After completing his MBA, Hussain worked in business IT and as a business consultant. Still set on business ownership, he attended a number of franchise shows over the years, initially focusing his search on consulting businesses.
After doing more research, however, he became interested in the tutoring industry. “Tutoring is still an evolving business in its nascency in Canada,” he explains. Not only that, it was an industry he felt passionate about. “I wanted to have a business with a purpose that would allow me to give back to the community.”
After meeting a representative from Scholars Education Centre at the FranchiseCanada Show in 2012, Hussain took an interest in the franchise and set out to do his due diligence. “The more I started digging, the more it made sense,” he says. “They’ve been operating in Ontario for a long period of time so they have a very good model.” He liked that the system was developed in Canada by Canadian teachers. “Their program was created in conjunction with the school curriculum so you can provide a high level of support to students.”

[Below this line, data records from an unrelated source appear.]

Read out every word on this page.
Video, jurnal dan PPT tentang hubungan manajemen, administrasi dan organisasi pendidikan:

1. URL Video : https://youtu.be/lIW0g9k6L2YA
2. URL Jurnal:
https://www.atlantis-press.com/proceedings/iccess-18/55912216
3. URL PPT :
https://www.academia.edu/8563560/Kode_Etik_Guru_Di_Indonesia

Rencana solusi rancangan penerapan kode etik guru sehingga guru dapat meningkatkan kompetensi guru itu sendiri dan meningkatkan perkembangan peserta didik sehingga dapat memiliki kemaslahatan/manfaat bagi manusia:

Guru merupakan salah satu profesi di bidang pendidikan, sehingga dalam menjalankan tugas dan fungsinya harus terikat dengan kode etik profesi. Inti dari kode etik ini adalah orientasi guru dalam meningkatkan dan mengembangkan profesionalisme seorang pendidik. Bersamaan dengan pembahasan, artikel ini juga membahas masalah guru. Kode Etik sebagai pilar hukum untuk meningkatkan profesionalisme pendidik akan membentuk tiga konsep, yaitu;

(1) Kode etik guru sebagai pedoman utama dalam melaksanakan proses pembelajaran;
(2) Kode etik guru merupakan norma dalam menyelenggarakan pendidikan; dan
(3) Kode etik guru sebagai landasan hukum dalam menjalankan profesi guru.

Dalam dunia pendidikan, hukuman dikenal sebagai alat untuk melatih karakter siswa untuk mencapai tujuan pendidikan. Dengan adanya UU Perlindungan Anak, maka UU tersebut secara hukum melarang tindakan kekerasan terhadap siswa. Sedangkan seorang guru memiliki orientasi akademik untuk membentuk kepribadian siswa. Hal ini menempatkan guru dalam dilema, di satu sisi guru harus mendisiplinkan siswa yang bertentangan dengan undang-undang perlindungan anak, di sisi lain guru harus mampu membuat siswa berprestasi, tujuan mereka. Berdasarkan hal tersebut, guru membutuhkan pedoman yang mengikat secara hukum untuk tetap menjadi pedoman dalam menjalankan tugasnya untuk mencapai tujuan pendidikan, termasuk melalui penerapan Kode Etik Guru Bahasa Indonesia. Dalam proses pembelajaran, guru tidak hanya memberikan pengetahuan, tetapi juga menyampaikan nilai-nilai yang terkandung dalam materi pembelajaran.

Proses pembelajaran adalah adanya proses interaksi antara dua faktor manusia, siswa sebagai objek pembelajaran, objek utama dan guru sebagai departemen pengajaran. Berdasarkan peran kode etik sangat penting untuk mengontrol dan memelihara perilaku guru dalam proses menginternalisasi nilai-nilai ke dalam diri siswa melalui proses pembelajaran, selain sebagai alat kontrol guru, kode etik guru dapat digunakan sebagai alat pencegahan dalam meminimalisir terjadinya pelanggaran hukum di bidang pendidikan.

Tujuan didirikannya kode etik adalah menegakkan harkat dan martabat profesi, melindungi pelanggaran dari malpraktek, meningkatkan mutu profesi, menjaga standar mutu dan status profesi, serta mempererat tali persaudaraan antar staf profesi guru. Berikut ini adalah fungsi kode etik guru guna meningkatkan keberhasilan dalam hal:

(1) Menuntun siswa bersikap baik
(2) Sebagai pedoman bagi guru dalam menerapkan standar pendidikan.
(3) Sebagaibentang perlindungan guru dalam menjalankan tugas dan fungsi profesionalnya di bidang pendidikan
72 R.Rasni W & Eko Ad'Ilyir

Hussain opened his location in 2012 in Mississauga and says his favourite part of operating a tutoring franchise is seeing the difference he makes in students’ lives. He cites the example of one student who was struggling with math but ended up liking it so much, he wanted to continue his studies over the holidays. “Making them love learning, making them understand that math or any other subject is not ominous, it’s not something they cannot understand; this is something they take with them throughout their lives.”

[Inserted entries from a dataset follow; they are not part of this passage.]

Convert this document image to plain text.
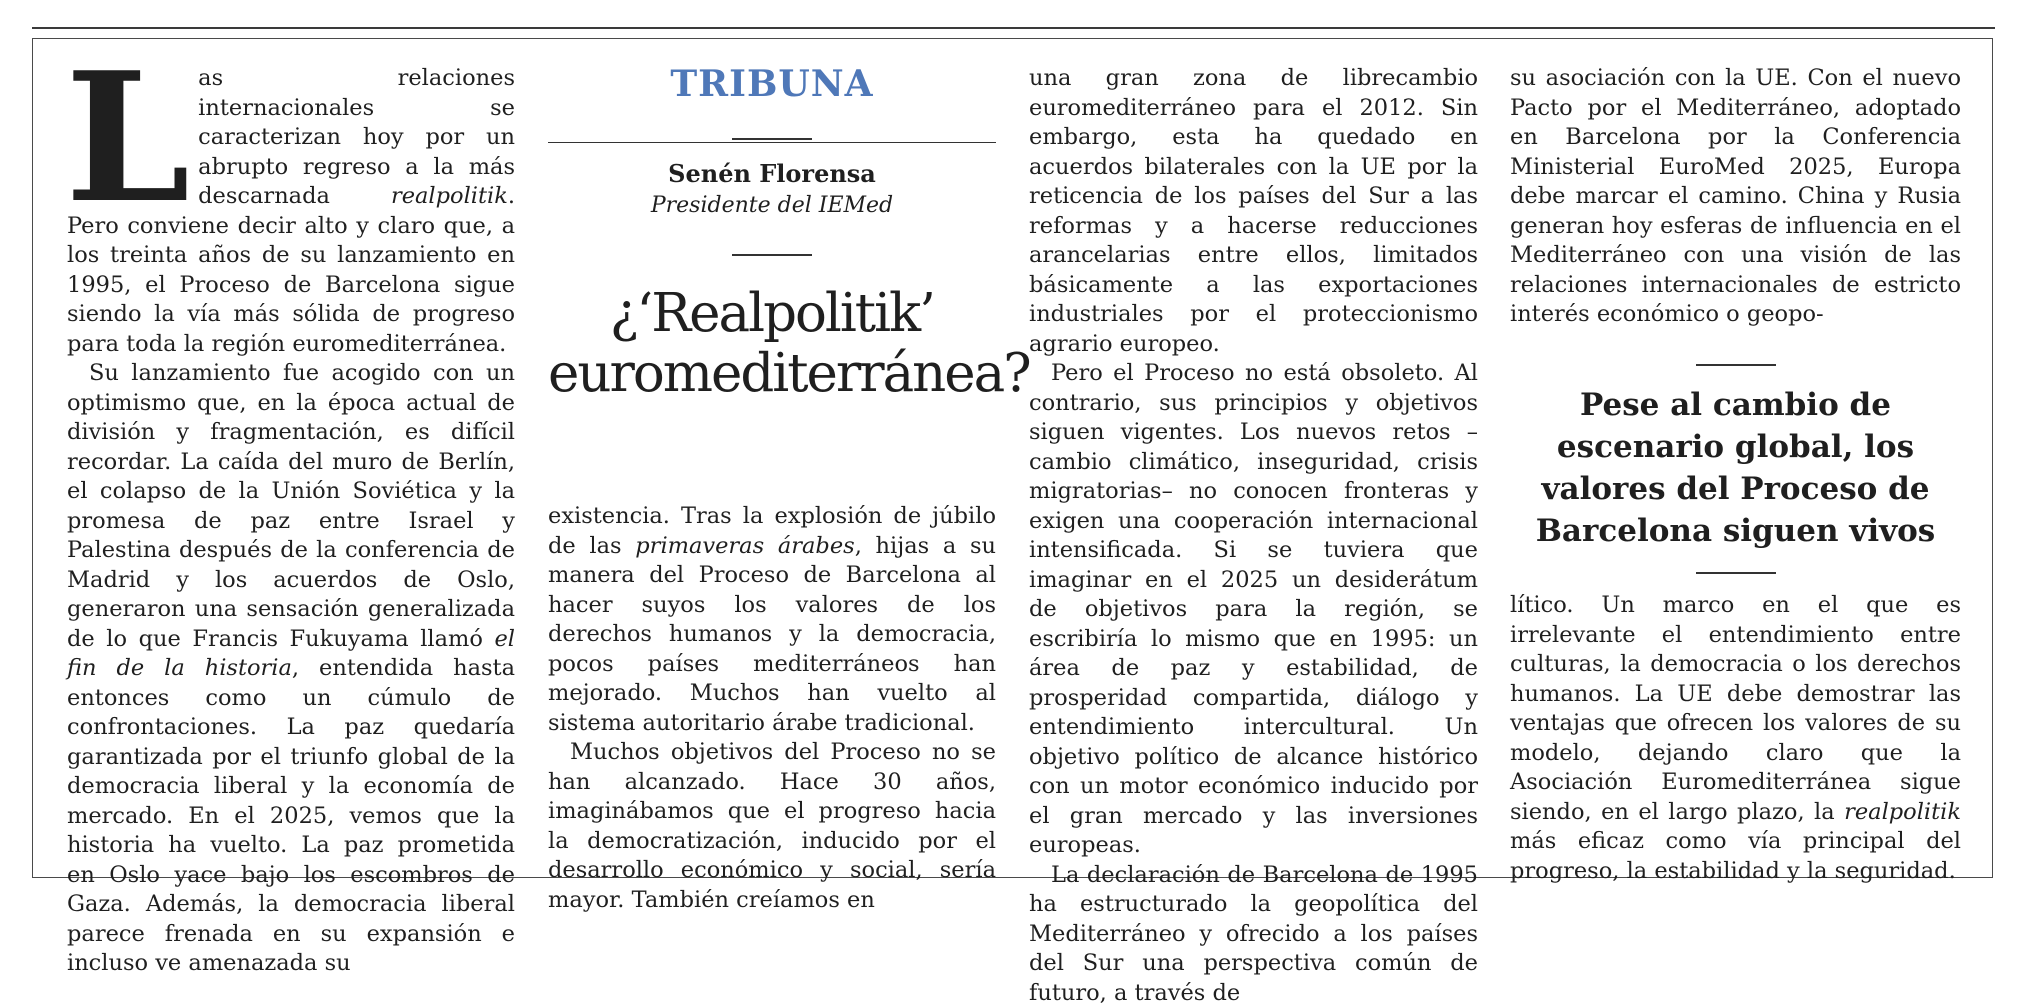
Las relaciones internacionales se caracterizan hoy por un abrupto regreso a la más descarnada realpolitik. Pero conviene decir alto y claro que, a los treinta años de su lanzamiento en 1995, el Proceso de Barcelona sigue siendo la vía más sólida de progreso para toda la región euromediterránea.

Su lanzamiento fue acogido con un optimismo que, en la época actual de división y fragmentación, es difícil recordar. La caída del muro de Berlín, el colapso de la Unión Soviética y la promesa de paz entre Israel y Palestina después de la conferencia de Madrid y los acuerdos de Oslo, generaron una sensación generalizada de lo que Francis Fukuyama llamó el fin de la historia, entendida hasta entonces como un cúmulo de confrontaciones. La paz quedaría garantizada por el triunfo global de la democracia liberal y la economía de mercado. En el 2025, vemos que la historia ha vuelto. La paz prometida en Oslo yace bajo los escombros de Gaza. Además, la democracia liberal parece frenada en su expansión e incluso ve amenazada su

TRIBUNA
Senén Florensa
Presidente del IEMed
¿‘Realpolitik’ euromediterránea?

existencia. Tras la explosión de júbilo de las primaveras árabes, hijas a su manera del Proceso de Barcelona al hacer suyos los valores de los derechos humanos y la democracia, pocos países mediterráneos han mejorado. Muchos han vuelto al sistema autoritario árabe tradicional.

Muchos objetivos del Proceso no se han alcanzado. Hace 30 años, imaginábamos que el progreso hacia la democratización, inducido por el desarrollo económico y social, sería mayor. También creíamos en

una gran zona de librecambio euromediterráneo para el 2012. Sin embargo, esta ha quedado en acuerdos bilaterales con la UE por la reticencia de los países del Sur a las reformas y a hacerse reducciones arancelarias entre ellos, limitados básicamente a las exportaciones industriales por el proteccionismo agrario europeo.

Pero el Proceso no está obsoleto. Al contrario, sus principios y objetivos siguen vigentes. Los nuevos retos –cambio climático, inseguridad, crisis migratorias– no conocen fronteras y exigen una cooperación internacional intensificada. Si se tuviera que imaginar en el 2025 un desiderátum de objetivos para la región, se escribiría lo mismo que en 1995: un área de paz y estabilidad, de prosperidad compartida, diálogo y entendimiento intercultural. Un objetivo político de alcance histórico con un motor económico inducido por el gran mercado y las inversiones europeas.

La declaración de Barcelona de 1995 ha estructurado la geopolítica del Mediterráneo y ofrecido a los países del Sur una perspectiva común de futuro, a través de

su asociación con la UE. Con el nuevo Pacto por el Mediterráneo, adoptado en Barcelona por la Conferencia Ministerial EuroMed 2025, Europa debe marcar el camino. China y Rusia generan hoy esferas de influencia en el Mediterráneo con una visión de las relaciones internacionales de estricto interés económico o geopo-

Pese al cambio de escenario global, los valores del Proceso de Barcelona siguen vivos

lítico. Un marco en el que es irrelevante el entendimiento entre culturas, la democracia o los derechos humanos. La UE debe demostrar las ventajas que ofrecen los valores de su modelo, dejando claro que la Asociación Euromediterránea sigue siendo, en el largo plazo, la realpolitik más eficaz como vía principal del progreso, la estabilidad y la seguridad.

Hussain says prospective franchisees should conduct thorough research before investing in a franchise, just as he did. “Find out about the market, the industry and then the local available market and what the franchisor is offering.”
In addition to market research, he says self-assessment is also key. “A franchise gives you an established system but they can’t make you love the business. Unless you love the industry you’re in, it doesn’t make sense.” He also says to know what you can afford so you don’t waste time researching opportunities that are beyond your price range.
His advice to new franchisees is to be hands-on in running your franchise before delegating to staff, at least in the beginning. “Do it yourself to begin with before you hand over the reins.”
Once up and running, he says franchisees should take full advantage of the franchisor’s resources and expertise. “You have huge support whenever you’re trying out anything. Whether it’s ad planning or seasonal planning, they have done it with others over and over again. That’s something I draw on from the backend office support.”
For example, he says he was able to turn to head office for advice on advertising and hiring when he hit his first busy back-to-school season. He says the support provided is one of the biggest advantages of being a franchisee. “Head office support is extensive,” he says. “Everybody is very well tuned to making sure every single location is successful.”